➦In 1936...singer Roy Orbison was born in Vernon, Texas. His biggest hit was “Oh, Pretty Woman,” which stayed at No. 1 for three weeks in 1964. He was inducted into the Rock and Roll Hall of Fame in 1987 and died of a heart attack on Dec. 6, 1988, in Madison, Tenn., at age 52.
➦In 1995...Radio, TV sportscaster and personality Howard Cosell died of a heart embolism at age 77 (Born Howard William Cohen March 25, 1918). He was most prominent and influential on radio, television and print media from the early 1960s into the mid 1980s.
Cosell was an union attorney in NYC and some of his clients were actors, and some were athletes, including Willie Mays. Cosell's own hero in athletics was Jackie Robinson, who served as a personal and professional inspiration to him in his career. Cosell also represented the Little League of New York, when in 1953 an ABC Radio manager asked him to host a show on New York flagship WABC featuring Little League participants. The show marked the beginning of a relationship with WABC and ABC Radio that would last his entire broadcasting career.
Cosell took his "tell it like it is" approach when he teamed with the ex-Brooklyn Dodgers pitcher "Big Numba Thirteen" Ralph Branca on WABC's pre- and post-game radio shows of the New York Mets in their nascent years beginning in 1962. He pulled no punches in taking members of the hapless expansion team to task.
Otherwise on radio, Cosell did his show, Speaking of Sports, as well as sports reports and updates for affiliated radio stations around the country; he continued his radio duties even after he became prominent on television. Cosell then became a sports anchor at WABC-TV in New York, where he served in that role from 1961 to 1974. He expanded his commentary beyond sports to a radio show entitled "Speaking of Everything".

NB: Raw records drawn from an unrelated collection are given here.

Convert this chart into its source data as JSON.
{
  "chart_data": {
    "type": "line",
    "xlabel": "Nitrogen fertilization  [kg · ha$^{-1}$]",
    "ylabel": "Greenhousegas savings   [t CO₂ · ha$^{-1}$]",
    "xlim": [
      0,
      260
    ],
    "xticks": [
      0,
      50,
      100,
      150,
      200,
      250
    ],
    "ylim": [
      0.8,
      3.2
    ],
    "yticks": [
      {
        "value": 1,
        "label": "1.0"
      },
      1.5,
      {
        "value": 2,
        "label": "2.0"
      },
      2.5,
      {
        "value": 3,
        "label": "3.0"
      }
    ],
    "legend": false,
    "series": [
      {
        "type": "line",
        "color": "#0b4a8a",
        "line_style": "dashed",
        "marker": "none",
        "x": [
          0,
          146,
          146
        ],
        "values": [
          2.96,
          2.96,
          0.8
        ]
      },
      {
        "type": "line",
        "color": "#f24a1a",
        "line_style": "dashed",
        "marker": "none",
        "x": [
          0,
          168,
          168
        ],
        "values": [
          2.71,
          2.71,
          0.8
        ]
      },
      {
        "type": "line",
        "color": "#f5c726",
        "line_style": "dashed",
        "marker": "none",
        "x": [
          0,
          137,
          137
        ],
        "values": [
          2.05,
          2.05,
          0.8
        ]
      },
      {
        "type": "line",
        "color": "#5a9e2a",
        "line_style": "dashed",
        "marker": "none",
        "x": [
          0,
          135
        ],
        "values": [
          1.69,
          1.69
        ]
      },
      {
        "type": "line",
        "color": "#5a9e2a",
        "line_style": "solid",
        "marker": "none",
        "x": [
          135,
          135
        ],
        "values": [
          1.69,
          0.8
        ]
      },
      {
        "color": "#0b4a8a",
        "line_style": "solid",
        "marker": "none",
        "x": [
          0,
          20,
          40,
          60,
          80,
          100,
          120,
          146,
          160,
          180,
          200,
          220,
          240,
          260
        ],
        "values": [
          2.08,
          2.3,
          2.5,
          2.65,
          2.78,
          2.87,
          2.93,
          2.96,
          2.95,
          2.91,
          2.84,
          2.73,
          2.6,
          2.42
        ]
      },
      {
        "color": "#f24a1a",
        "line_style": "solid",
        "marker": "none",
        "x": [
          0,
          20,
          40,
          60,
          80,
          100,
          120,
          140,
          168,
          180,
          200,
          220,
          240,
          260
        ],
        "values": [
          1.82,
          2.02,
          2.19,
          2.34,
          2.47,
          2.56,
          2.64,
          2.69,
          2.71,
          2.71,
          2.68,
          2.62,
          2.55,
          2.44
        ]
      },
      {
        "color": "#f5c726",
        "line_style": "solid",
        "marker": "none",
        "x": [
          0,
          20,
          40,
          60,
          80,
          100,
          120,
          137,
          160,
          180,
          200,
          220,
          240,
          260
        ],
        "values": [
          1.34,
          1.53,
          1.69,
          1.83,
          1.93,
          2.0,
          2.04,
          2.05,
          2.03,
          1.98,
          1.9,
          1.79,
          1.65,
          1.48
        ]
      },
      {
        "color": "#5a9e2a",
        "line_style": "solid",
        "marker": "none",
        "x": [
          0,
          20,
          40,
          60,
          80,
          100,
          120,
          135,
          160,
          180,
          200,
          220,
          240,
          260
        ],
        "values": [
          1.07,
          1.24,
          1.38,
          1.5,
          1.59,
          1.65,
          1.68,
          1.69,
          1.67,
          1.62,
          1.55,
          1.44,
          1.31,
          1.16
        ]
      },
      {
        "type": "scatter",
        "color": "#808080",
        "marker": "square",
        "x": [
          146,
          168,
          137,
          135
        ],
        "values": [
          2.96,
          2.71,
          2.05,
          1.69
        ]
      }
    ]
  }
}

Cosell's style of reporting very much transformed sports broadcasting. Whereas previous sportscasters had mostly been known for color commentary and lively play-by-play, Cosell had an intellectual approach. His use of analysis and context arguably brought television sports reporting very close to the kind of in-depth reporting one expected from "hard" news reporters. At the same time, however, his distinctive staccato voice, accent, syntax, and cadence were a form of color commentary all their own.
➦In 2004…Bill Brundige, a member of the Southern California Sports Broadcasters Hall of Fame and a fixture on Southland radio and television stations for three decades, has died. He was 89.
Born in Chattanooga, Tenn., Brundige served as West Coast sports director for the Armed Forces Radio Network during World War II and received the Helms Athletic Foundation award for his entertainment contributions to the men and women serving in the Pacific.
Later, Brundige was an announcer for baseball's Chicago Cubs, Philadelphia Phillies and Washington Senators, and football's Detroit Lions. It was Phil Wrigley, owner of the Cubs, who brought Brundige to Southern California to broadcast games for the Angels, a minor league team that had the name long before Gene Autry purchased an American League expansion team that began play in 1961.
He retired after ending a broadcasting career of more than 40 years with a talk show on Anaheim's KEZY.